Sudah ditolong lupa mengembalikannya. Aku tunggu lusa-lusa berikutnya, tetapi Jaedi tidak kunjung datang kerumahku. Dengan nekat aku datangi rumahnya di kampungku.

Ternyata Ibunya sehat-sehat saja, tidak pernah menderita sakit Ashma. Ibunya
mengatakan bahwa Jaedi pergi ke Jakarta tepat sehari setelah ia menerima uang dariku. Penipu kau Jaedi.

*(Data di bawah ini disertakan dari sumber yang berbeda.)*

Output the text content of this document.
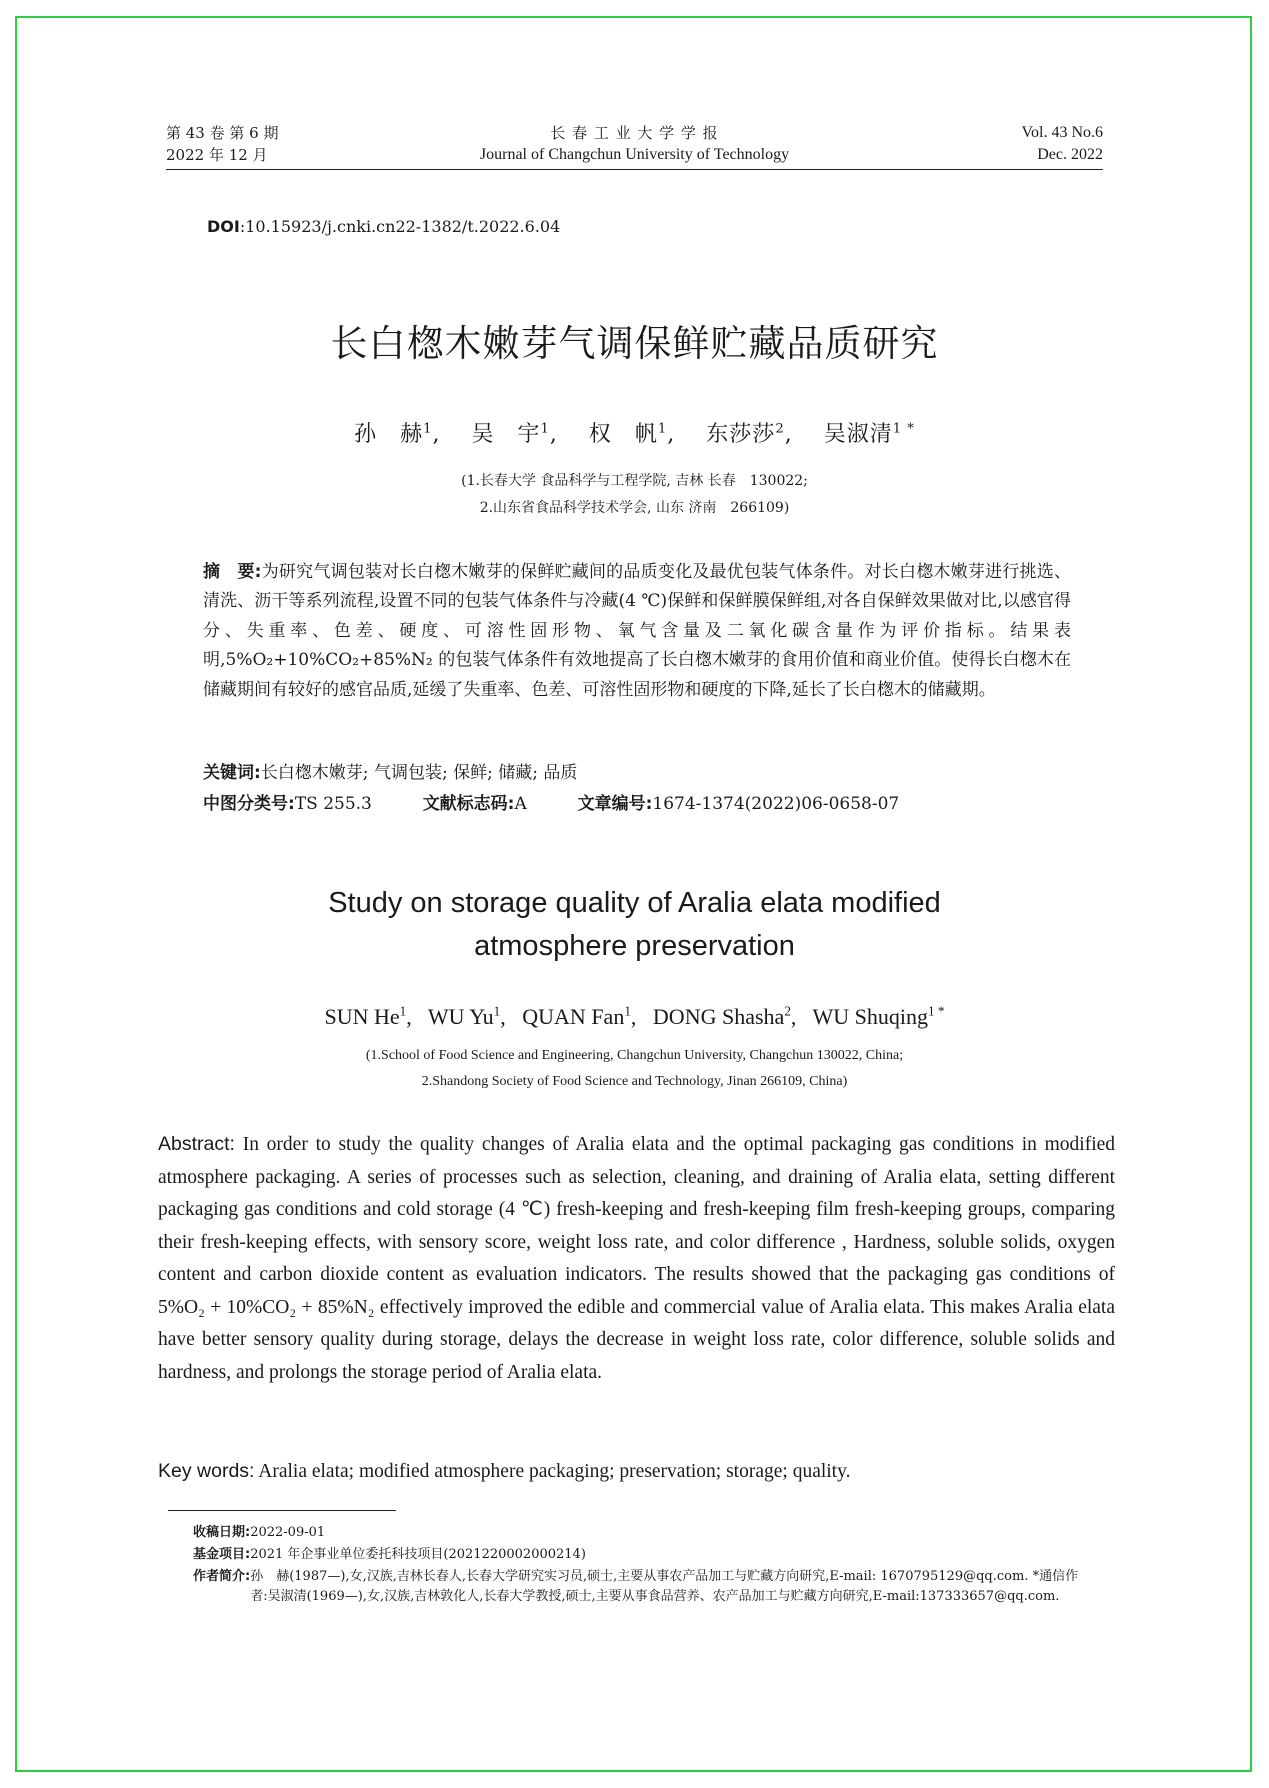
第 43 卷 第 6 期
2022 年 12 月
长 春 工 业 大 学 学 报
Journal of Changchun University of Technology
Vol. 43 No.6
Dec. 2022
DOI:10.15923/j.cnki.cn22-1382/t.2022.6.04
长白楤木嫩芽气调保鲜贮藏品质研究
孙　赫$^1$,　 吴　宇$^1$,　 权　帆$^1$,　 东莎莎$^2$,　 吴淑清$^{1 *}$
(1.长春大学 食品科学与工程学院, 吉林 长春　130022;
2.山东省食品科学技术学会, 山东 济南　266109)
摘　要:为研究气调包装对长白楤木嫩芽的保鲜贮藏间的品质变化及最优包装气体条件。对长白楤木嫩芽进行挑选、清洗、沥干等系列流程,设置不同的包装气体条件与冷藏(4 ℃)保鲜和保鲜膜保鲜组,对各自保鲜效果做对比,以感官得分、失重率、色差、硬度、可溶性固形物、氧气含量及二氧化碳含量作为评价指标。结果表明,5%O₂+10%CO₂+85%N₂ 的包装气体条件有效地提高了长白楤木嫩芽的食用价值和商业价值。使得长白楤木在储藏期间有较好的感官品质,延缓了失重率、色差、可溶性固形物和硬度的下降,延长了长白楤木的储藏期。
关键词:长白楤木嫩芽; 气调包装; 保鲜; 储藏; 品质
中图分类号:TS 255.3	文献标志码:A	文章编号:1674-1374(2022)06-0658-07
Study on storage quality of Aralia elata modified atmosphere preservation
SUN He$^1$,   WU Yu$^1$,   QUAN Fan$^1$,   DONG Shasha$^2$,   WU Shuqing$^{1 *}$
(1.School of Food Science and Engineering, Changchun University, Changchun 130022, China;
2.Shandong Society of Food Science and Technology, Jinan 266109, China)
Abstract: In order to study the quality changes of Aralia elata and the optimal packaging gas conditions in modified atmosphere packaging. A series of processes such as selection, cleaning, and draining of Aralia elata, setting different packaging gas conditions and cold storage (4 ℃) fresh-keeping and fresh-keeping film fresh-keeping groups, comparing their fresh-keeping effects, with sensory score, weight loss rate, and color difference , Hardness, soluble solids, oxygen content and carbon dioxide content as evaluation indicators. The results showed that the packaging gas conditions of 5%O₂ + 10%CO₂ + 85%N₂ effectively improved the edible and commercial value of Aralia elata. This makes Aralia elata have better sensory quality during storage, delays the decrease in weight loss rate, color difference, soluble solids and hardness, and prolongs the storage period of Aralia elata.
Key words: Aralia elata; modified atmosphere packaging; preservation; storage; quality.
收稿日期:2022-09-01
基金项目:2021 年企事业单位委托科技项目(2021220002000214)
作者简介: 孙　赫(1987—),女,汉族,吉林长春人,长春大学研究实习员,硕士,主要从事农产品加工与贮藏方向研究,E-mail: 1670795129@qq.com. *通信作者:吴淑清(1969—),女,汉族,吉林敦化人,长春大学教授,硕士,主要从事食品营养、农产品加工与贮藏方向研究,E-mail:137333657@qq.com.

Aku pulang dengan kecewa dan marah. Kok bisa-bisanya Jaedi temanku
menipuku dengan alasan yang dibuat-buat, Ibunya sakit. Wah kualat tuh orang…..kualat kau Jaedi.

Aku kehilangan uangku dan temanku, aku kehilangan kedua-duanya. Sampai saat ini aku tidak pernah bertemu lagi dengan Jaedi, temanku itu.

Bila anda meminjamkan uang kepada seorang teman, berhati-hatilah. Semoga pengalamanku tidak menimpa anda. .



4 komentar:

  1. Anonim9:10 PM

    Saya pernah mengalaminya lima enam tahun lalu. Waktu itu malam-malam seorang dosen yang kebetulan masih orang dari satu desa, datang kerumah mengatakan bahwa mobilnya mendadak mati dan memerlukan jasa bengkel. Minta tolong dipinjamkan duit, dan berjanji akan mengembalikannya. Saya beri seratus ribu, karena baru saja gajian... eh setelah Bapak itu pergi, seorang kakak sepupu mengatakan kalau Bapak Dosen tersebut sudah tak lagi bisa dipercaya, setelah kecanduan narkoba.
    Bisa ditebak kan Dok ?
    Saya kehilangan kedua-duanya juga.
    Karena orang tersebut, sudah dipecat dari tugasnya mengajar, dan hilang entah kemana....

    BalasHapus
  2. To Pande Baik: Akhirnya saya punya suatu trik utk cegah kekecewaan saya. 1. Jangan beri uang kepada seseorang dalam jumlah yang besar. 2. Setelah memberi, janganlah mengharap uang itu akan kembali. Sudah relakan saja. Hitung-hitung menolong orang sebatas kemampuan saya.Kalau uang itu dapat kembali, berikanlah kepada org lain yang juga membutuhkan. Tuhan memberkati. Amin.

    BalasHapus
  3. Anonim11:34 AM

    Terkadang memberi utang itu seperti makan buah simalakama. Diberi kita slalu dihantui pikiran, kira2 dibayar ya ngga nantinya. Tidak diberi kita dimusuhin. Saya sendiri dulunya sering memberi pinjaman kepada teman, ada yang mengembalikan ada juga yang ntar sok (janjinya molor melulu) bahkan ada selalu menghindar kalau mau ditemuin.Akhirnya bosan deh nagihnya, ikhlasin aja sebab saya percaya apa yang kita punya ini cuman titipan dari YME. Jadi kapan saja bisa diambil oleh Nya.

    BalasHapus
  4. TO Happycook70: Betul sekali. he..he.. rupanya anda juga pernah mengalami hal yang serupa.